Like Sam’s approach (at Useless Tree), this style of approaching the text says that as a teacher I’m more interested in what the texts say about us, and about our own approaches to life than I am in how accurately our attempts to reconstruct that text are reflective of the contexts in which they were presented (or even of the actual historically embedded intentions of the authors. This doesn’t mean “any reading will do” of course, but I simply don’t stress the demand to try to understand the texts in that way). Of course, I’m in no way devaluing the importance of this sort of approach — it’s simply not mine. (That’s not to say that I couldn’t add a bit more historical context to my own presentations of the text, because I probably could).
The second question concerns the personage of Confucius. Who is he, anyway? Was there one guy? Or many? If one, are the texts even reflective of him? Again, I’ll have to come out and admit that I’m not terribly concerned with the question, though of course it’s an interesting question. When I or my students come face to face with the Analects (or any other text similar in nature), I want one quasi-Heideggerian question to guide the approach: “should I choose this person as my hero?” Is this a person from the past whose approach to existence I want to appropriate and make my own? Do I want to relive this history? This seems important to me, because a truly authentic interaction with the Analects should play a part in a person’s face-to-face engagement with the question of how to orient him or herself in life. In struggling with Confucius, you struggle with yourself.
The “Confucius” being struggled with here is clearly a “personage” being put forth as an exemplar, as a possible “hero” to be emulated and through which one can engage in a kind of authentic “repetition” of a historical “way of being.” But whether this “way of life” truly belonged to one person, or a few, or many, seems immaterial with respect to the responsibility of the reader to engage with the text in the way I am proposing. Perhaps this might be more of an issue for, say, a Christian engaging the Bible. If the question is “should I make Jesus my hero?” then, given the importance (for Christians) of the actual divinity of the historical personage of Jesus, it might be more important that “Jesus” (in the sense of what is being presented as a “way of life”) not turn out to be actually a reflection of an assemblage of individuals. Given that nothing turns on “Confucius” actually turning out to be spread out over numerous people/times, I don’t see anything of importance (again, with respect to my way of approaching the text) as relying on a specific way of answering the question.
That said, it certainly is nice to think of the whole system as belonging to the guy in the paintings, and also to the guy who seemed so clearly to have such an affectionate relationship with his students and, by extension, to those who are reading him.

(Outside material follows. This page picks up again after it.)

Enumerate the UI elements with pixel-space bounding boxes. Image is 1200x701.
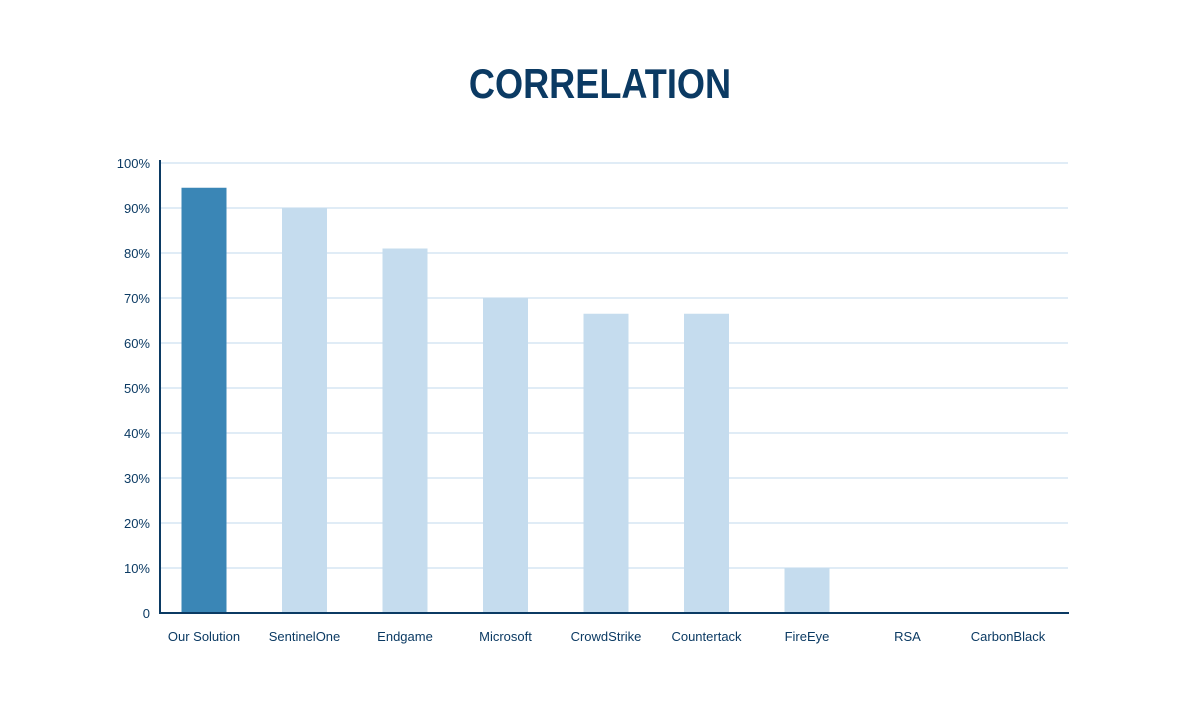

One possible wrinkle: When you are thinking in terms of “your hero” it is perhaps psychologically necessary that this “conversation” you are having (your struggle with your own identity via your engagement with a person’s way of life presented in the text) be with another person (living or dead). When we think “how ought I to be?” it may be that you need to approach alternatives as presented by another person engaging the same question. But I could be wrong here in the sense that “person” needs to be “one person”. Perhaps a Confucian rejoinder might be that conversing with a “person” really always involves, in the end, talking to at least two entities (the minimum for a relationship). As a result, conversing with an admitted “assemblage” would be fine. On this last point, I’ll have to think a bit more!